Ok so we have a 16 year old foster son who we have had for almost a year. There have been lots of issues which we have had to work on with him. There have been a few minor drug incidents and theift issues. But we have worked on them and never really considered giving up on him. However more recently there was an issue where he was texting a girl he barely knows demanding she send him photos of herself without clothes. It was more than a simple request and when she said no he continued to ask her and say he would go away til she did. He had a girlfriend at the time. We were also aware he had been persuasive with his girlfriend at the time. They are no longer together but we are still close with her and I trust her. Today she has revealed that he actually went further than to pressure her and her did infact force her and it was under our roof. I am mortified. We have 3 other young children and I now feel fearful of whether he would be capable of being predatory with them. I have tried to do everything with this boy as if he was my own but now I feel I have to protect my younger kids first. But it still breaks my heart because I truly don't believe he is a bad kid. Has anyone been in this situation. Anyone got any advise. But please don't hate on me.
Predatory teen
Predatory teen
Posted in:
Teenagers, Tips and Advice, Dating & Sex
4 Replies
No hate, good on you for fostering. Have you reached out to the foster care agency for support or other foster parents? Have you had a discussion with him about sex, what's appropriate etc. I can understand your concern for your own children and I suppose depending on the age gap I'd be more or less concerned. If your kids were toddlers I might feel safer because being inappropriate with girls around his own age does not necessarily translate to child molester. What rules have you put in place as far as mobile phone/computer access and girlfriends in the house?

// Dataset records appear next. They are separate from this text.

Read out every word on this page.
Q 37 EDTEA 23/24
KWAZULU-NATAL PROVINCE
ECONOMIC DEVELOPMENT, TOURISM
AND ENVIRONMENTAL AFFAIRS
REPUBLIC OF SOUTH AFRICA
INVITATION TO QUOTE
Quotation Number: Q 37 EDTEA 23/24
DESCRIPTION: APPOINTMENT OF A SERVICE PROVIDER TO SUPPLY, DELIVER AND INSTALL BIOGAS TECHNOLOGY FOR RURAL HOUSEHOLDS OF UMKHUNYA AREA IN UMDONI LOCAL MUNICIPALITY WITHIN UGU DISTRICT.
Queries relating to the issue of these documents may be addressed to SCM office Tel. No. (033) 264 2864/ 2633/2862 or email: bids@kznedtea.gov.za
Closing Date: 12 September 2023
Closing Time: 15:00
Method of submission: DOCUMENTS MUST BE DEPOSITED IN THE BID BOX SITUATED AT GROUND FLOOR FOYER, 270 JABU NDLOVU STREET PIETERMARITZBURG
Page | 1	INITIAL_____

You will find that this issue is a hidden culture amongst teens today. If people say that it is not happening, it is not true. We battled with our teen son for years on this issue, we went to the school for help, we actually took him to the police so they could tell him the dangers. They just do not listen. All you can do is tell him the risks, dangers and that it is in fact a crime. You have to monitor all social media activity, internet activity, remove phones etc, anything that could help this behaviour continue. In my sons case, he had things removed more often than not through the years. He lose it for months, He'd have it back some times only for days and then we have to remove it again. He is not a predator, he is a teenager from this generation.
We have been trying to work on all of this with him. And if it was just the phone stuff then we would remove all his technology. But I appears he has forceablly raped his ex girlfriend once and pressured her til she has given in many times. He likes the power of being in control and I am concerned for my younger children. I just wish there was a way to help him without giving up on this boy. But I don't know what else I can do.
You said you know what you need to do. Protect your younger kids that can't protect yourself. He is 16 and old enough to know better. I think your obligation first and foremost is with the younger kids. You don't want to wait for something to happen to them until you act on our instincts.